A história transposta para o grande ecrã está a fazer furor. Sam passou a celebridade. Faz parte do círculo de amigos pessoais de Steven Spielberg, cuja produtora cinematográfica Dreamworks fez "American Beauty", e esteve, em Sydney, entre os convidados da festa da passagem de ano a bordo do iate do casal Tom Cruise/Nicole Kidman.
O filme encontra-se em exibição no continente desde o final de 1999.
Curiosamente, ainda no chegou às salas de cinema da ilha de origem da família do seu realizador. Sam Mendes desconhece esta ligação à Madeira.
Aliás, de Portugal, a única coisa que já viu foi Lisboa, cidade que o encantou e que espera visitar novamente. De resto, só duas marcas desse longínquo passado lusitano: os indisfarsáveis traços fisionómicos e o apelido Mendes que transmitido há quatro gerações (sempre pelo lado paterno) desde a saída da Madeira.
Esta amnésia sobre o passado madeirense da família não será fortuita. A forma como os antepassados de Sam Mendes deixaram a nossa ilha, no ano de 1846, são para esquecer. Não algo que se queira guardar no baú das recordações. A "estria" começa alguns anos antes daquela data e faz parte de um dos piores episódios de perseguição e intolerância religiosa da história da Madeira.
Tudo começou em 1838, com a chegada ao Funchal do cirurgião e farmacêutico Robert Reid Kalley, um médico missionário da Igreja Presbiteriana da Escócia. Inicialmente, o destino do clínico escocês era a China, mas a frágil saúde de Margarida, sua esposa, levou-o a optar pela ilha da Madeira.
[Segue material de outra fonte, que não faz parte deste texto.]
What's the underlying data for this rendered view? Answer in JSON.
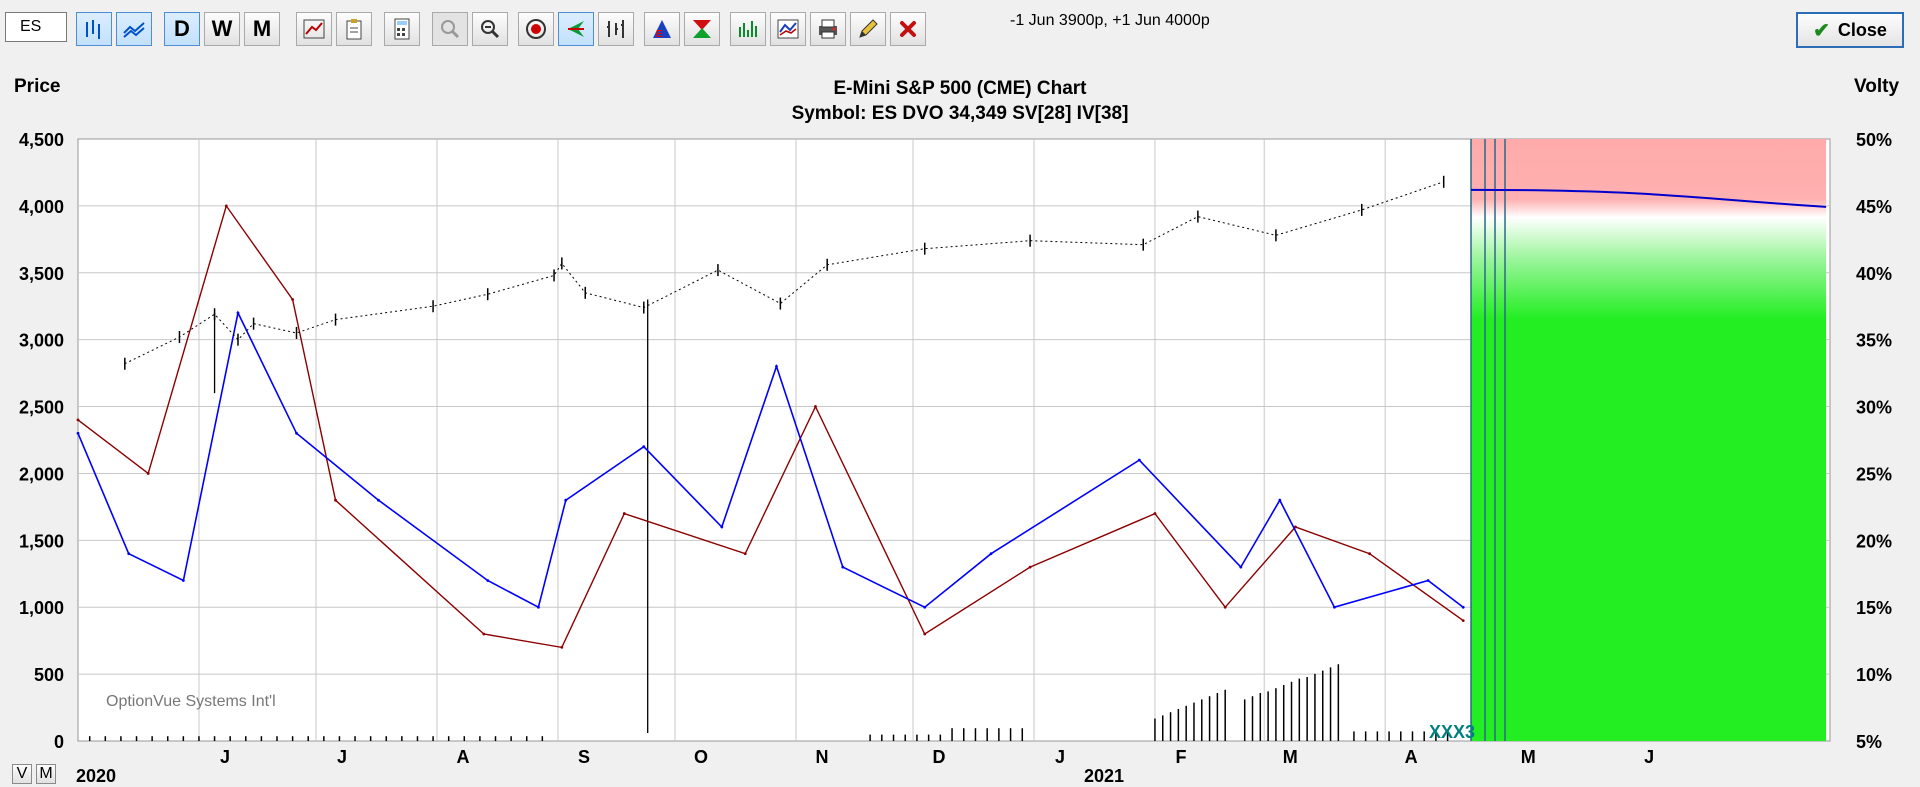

Jo-Anne S. Ferreira, uma investigadora da história da comunidade portuguesa em Trindade e Tobago, relata como foram os primeiros tempos de estadia: Ao princípio, Kalley foi bem recebido por todos, desde o bispo que viria a ser seu amigo até ao povo. Com os seus próprios recursos abriu um dispensário, um pequeno hospital de doze camas, um consultório e uma farmácia. A sua acção de beneficência estendeu-se à esfera da educação, tendo estabelecido várias escolas primrias, diurnas para crianças e noturnas para adultos, escolas essas que funcionaram em choupanas no Funchal e em quintas no campo, sobretudo no Santo da Serra, Machico e São Roque. Um total aproximado de 2.500 madeirenses inscreveu-se nas escolas domésticas de Kalley.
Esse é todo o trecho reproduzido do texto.